Dari reportase Balqies TV One semalam, anak-anak di Kampung Pulo yang diwawancarai menyatakan kegembiraannya. Mereka sudah berendam air banjir sejak jam 17.00 sore sampai sekitar jam 20.00 ketika diwawancarai. Pertanyaannya, kemana orang tuanya sehingga anak-anak ini bermain dalam area banjir yang berbahaya? Atau malah justru dibiarkan saja melihat kegembiraan yang terpancar, saat melihat anaknya bermain air dengan riangnya.
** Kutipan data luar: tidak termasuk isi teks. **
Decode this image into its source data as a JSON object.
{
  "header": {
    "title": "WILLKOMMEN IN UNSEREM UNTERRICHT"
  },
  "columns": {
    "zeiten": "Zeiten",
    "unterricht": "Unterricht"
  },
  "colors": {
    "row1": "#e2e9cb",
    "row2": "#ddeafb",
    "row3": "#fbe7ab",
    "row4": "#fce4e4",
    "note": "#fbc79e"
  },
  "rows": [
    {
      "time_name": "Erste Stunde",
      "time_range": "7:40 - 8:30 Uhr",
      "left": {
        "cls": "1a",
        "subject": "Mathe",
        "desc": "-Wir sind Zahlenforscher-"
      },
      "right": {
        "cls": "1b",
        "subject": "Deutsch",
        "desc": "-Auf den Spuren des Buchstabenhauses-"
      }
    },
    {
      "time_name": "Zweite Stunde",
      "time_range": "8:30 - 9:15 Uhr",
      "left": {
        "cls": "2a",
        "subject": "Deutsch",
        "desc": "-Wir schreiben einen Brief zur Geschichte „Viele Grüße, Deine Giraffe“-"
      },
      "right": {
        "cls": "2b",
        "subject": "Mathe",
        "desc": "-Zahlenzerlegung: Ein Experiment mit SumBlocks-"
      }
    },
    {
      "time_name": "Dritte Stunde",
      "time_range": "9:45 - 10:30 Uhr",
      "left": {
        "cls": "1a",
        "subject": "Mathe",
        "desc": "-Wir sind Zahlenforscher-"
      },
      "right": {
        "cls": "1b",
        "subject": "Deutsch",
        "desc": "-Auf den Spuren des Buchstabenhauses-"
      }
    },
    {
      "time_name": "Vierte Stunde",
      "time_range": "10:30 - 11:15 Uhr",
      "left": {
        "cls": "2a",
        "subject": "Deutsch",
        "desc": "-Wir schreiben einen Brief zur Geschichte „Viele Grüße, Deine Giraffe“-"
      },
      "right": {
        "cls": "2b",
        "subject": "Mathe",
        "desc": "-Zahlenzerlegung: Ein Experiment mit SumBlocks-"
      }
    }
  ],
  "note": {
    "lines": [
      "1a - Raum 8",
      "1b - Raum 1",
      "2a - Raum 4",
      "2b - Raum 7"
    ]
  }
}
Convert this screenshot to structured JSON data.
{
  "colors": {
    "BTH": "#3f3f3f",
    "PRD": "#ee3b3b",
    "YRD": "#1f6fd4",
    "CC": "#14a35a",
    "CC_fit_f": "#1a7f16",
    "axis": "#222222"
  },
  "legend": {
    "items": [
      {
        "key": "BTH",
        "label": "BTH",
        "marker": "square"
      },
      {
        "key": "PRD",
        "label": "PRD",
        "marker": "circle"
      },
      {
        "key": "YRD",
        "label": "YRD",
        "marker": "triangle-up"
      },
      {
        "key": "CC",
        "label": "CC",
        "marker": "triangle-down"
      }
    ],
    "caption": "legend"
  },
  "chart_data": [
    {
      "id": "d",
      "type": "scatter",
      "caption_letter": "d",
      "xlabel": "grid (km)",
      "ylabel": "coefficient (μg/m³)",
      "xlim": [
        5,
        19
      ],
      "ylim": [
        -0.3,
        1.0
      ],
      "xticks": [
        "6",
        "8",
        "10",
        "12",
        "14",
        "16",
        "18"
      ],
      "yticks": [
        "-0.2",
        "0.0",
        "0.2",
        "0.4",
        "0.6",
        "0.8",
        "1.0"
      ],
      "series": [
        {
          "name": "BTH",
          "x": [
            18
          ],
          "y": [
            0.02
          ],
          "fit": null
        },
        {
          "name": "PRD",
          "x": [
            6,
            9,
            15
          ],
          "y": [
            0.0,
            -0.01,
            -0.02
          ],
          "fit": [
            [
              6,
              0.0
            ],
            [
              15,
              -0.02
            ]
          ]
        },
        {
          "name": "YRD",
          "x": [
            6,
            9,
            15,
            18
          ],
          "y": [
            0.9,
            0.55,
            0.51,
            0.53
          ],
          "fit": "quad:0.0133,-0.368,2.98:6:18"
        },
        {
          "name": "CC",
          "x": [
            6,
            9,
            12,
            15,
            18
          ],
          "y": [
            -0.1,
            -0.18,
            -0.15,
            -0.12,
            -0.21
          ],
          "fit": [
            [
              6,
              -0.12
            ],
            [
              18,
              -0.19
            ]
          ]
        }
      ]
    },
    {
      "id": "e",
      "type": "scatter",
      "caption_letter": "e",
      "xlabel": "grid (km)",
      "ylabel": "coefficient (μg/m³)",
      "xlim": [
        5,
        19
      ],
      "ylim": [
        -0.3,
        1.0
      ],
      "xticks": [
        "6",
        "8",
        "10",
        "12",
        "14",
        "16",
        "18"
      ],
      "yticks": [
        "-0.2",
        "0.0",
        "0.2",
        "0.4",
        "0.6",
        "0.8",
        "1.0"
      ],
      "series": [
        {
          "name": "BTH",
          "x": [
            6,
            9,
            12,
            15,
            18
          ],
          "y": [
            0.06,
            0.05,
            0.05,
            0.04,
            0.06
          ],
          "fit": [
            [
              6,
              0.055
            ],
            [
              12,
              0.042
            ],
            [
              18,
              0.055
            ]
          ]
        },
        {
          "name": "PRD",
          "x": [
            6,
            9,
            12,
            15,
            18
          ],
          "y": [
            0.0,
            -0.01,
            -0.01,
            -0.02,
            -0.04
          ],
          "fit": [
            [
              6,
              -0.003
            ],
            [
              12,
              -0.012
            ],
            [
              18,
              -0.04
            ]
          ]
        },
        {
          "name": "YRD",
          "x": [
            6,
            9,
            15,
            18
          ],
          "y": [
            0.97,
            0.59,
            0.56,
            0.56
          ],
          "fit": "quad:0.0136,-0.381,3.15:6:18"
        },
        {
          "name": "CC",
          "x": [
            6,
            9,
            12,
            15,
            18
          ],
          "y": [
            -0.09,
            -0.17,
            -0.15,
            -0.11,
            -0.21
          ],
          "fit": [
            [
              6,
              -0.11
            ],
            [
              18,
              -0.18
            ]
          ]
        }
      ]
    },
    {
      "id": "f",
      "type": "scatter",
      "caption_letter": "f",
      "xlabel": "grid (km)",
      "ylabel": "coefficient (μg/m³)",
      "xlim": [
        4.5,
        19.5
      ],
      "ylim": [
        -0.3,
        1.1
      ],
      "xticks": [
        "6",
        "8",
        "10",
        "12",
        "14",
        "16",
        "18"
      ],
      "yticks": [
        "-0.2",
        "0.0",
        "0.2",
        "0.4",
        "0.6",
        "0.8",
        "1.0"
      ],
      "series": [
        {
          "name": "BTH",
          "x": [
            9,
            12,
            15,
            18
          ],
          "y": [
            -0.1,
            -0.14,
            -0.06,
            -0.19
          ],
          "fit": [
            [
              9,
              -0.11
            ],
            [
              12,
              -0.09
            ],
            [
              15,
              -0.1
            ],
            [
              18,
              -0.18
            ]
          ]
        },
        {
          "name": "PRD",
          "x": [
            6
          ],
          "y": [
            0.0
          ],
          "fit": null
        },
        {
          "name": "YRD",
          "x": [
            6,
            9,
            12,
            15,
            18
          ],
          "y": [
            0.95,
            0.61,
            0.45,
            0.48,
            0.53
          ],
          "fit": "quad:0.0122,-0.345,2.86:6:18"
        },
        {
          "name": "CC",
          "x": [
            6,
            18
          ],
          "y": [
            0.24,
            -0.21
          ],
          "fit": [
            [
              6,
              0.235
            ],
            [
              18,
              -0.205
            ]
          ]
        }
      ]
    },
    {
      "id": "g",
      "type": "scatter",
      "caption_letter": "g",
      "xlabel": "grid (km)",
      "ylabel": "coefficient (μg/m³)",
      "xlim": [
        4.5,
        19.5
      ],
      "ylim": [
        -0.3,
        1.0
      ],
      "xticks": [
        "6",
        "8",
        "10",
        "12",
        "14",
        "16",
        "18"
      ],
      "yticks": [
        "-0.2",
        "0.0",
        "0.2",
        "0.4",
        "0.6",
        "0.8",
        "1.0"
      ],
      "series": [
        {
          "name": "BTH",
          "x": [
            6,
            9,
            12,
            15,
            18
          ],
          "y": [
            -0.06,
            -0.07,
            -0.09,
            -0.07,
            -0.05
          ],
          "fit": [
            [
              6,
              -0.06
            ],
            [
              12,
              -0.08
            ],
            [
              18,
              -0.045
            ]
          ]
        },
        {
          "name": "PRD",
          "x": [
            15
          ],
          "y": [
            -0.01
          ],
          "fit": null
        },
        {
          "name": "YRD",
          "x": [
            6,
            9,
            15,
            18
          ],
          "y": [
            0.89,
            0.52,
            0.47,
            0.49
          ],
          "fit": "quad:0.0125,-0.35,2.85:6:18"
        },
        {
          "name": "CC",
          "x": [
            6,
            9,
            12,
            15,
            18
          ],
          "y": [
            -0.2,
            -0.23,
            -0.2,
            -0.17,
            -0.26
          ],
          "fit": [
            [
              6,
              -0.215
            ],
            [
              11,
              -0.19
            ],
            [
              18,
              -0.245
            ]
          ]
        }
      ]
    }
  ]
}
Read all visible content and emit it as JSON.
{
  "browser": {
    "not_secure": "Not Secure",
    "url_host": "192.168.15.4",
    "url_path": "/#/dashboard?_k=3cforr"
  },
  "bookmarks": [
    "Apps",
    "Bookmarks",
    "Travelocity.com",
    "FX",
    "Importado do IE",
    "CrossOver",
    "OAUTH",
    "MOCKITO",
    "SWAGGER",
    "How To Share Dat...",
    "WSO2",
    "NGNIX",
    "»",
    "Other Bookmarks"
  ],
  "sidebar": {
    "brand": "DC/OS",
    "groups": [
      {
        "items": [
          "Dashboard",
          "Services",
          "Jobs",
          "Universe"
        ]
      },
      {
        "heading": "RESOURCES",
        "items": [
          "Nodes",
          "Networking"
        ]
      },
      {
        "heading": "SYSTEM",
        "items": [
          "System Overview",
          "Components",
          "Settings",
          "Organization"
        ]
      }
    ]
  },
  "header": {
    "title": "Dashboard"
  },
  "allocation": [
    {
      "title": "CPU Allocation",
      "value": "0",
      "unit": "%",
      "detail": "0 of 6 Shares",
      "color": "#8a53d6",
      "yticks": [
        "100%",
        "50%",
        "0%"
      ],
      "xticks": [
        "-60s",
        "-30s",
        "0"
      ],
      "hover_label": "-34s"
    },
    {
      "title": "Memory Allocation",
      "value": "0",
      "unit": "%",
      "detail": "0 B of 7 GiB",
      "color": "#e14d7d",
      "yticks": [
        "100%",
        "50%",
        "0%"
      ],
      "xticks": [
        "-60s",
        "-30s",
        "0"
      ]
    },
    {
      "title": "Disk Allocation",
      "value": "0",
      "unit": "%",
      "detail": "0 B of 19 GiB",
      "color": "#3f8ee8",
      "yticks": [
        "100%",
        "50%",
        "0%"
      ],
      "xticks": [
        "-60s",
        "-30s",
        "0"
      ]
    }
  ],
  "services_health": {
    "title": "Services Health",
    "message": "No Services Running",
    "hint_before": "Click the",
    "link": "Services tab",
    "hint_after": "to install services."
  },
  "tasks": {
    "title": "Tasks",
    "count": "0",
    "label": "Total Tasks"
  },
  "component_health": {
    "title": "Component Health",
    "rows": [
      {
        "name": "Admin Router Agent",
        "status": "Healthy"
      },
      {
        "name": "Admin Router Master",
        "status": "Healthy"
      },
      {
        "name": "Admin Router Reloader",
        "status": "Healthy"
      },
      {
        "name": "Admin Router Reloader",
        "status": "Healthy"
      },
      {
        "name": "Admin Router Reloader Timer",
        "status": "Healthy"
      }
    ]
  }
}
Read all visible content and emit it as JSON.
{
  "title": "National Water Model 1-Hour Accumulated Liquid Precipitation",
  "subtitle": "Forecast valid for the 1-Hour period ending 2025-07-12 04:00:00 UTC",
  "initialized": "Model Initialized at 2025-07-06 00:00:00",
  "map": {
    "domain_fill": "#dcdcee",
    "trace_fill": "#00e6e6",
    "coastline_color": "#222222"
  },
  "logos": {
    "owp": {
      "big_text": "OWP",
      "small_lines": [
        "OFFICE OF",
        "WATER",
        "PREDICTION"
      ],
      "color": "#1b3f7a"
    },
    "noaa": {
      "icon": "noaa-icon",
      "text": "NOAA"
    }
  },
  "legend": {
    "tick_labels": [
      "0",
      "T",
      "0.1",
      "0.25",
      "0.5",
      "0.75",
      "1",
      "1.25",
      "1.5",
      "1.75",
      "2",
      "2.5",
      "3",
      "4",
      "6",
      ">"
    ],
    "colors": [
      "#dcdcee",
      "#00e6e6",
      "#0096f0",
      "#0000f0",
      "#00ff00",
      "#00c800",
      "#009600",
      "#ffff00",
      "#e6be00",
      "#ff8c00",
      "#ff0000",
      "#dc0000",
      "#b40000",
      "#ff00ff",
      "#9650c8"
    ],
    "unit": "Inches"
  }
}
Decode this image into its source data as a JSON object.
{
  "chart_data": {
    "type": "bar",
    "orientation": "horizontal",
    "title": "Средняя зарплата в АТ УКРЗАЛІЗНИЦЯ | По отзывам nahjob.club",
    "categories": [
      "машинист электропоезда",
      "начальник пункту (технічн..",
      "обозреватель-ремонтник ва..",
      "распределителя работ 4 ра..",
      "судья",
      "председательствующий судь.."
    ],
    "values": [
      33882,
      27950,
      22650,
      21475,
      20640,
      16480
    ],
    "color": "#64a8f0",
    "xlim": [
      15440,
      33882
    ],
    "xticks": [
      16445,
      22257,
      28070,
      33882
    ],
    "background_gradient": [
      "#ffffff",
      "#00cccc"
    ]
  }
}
Minggu siang ini, kembali saya melihat tayangan di Metro TV, anak-anak yang bermain di tengah air banjir Jakarta mengatakan dengan polosnya, sedang bermain “waterboom”. Entah karena sudah pernah bermain di waterboom atau sekedar membayangkannya, karena sebenarnya tak pernah kesana. Sepertinya, ruang banjir itu bak kolam renang terbuka, gratis tanpa biaya.
Melihat tayangan korban Sinabung, beberapa relawan justru bermain dan bernyanyi bersama anak-anak untuk mengurangi trauma. Jangan-jangan keceriaan bermain air banjir, bisa menjadi terapi trauma terhadap bencana banjir bagi anak-anak tersebut? Tentunya tidak, anak-anak mungkin hanya mencari “pelampiasan” dari kesedihan dengan cara bermain. Satu-satunya yang tersedia, hanyalah air coklat yang kadang bergelombang, karena derasnya aliran air dan sebenarnya berbahaya. Maka waterboom, mereka menyebutnya.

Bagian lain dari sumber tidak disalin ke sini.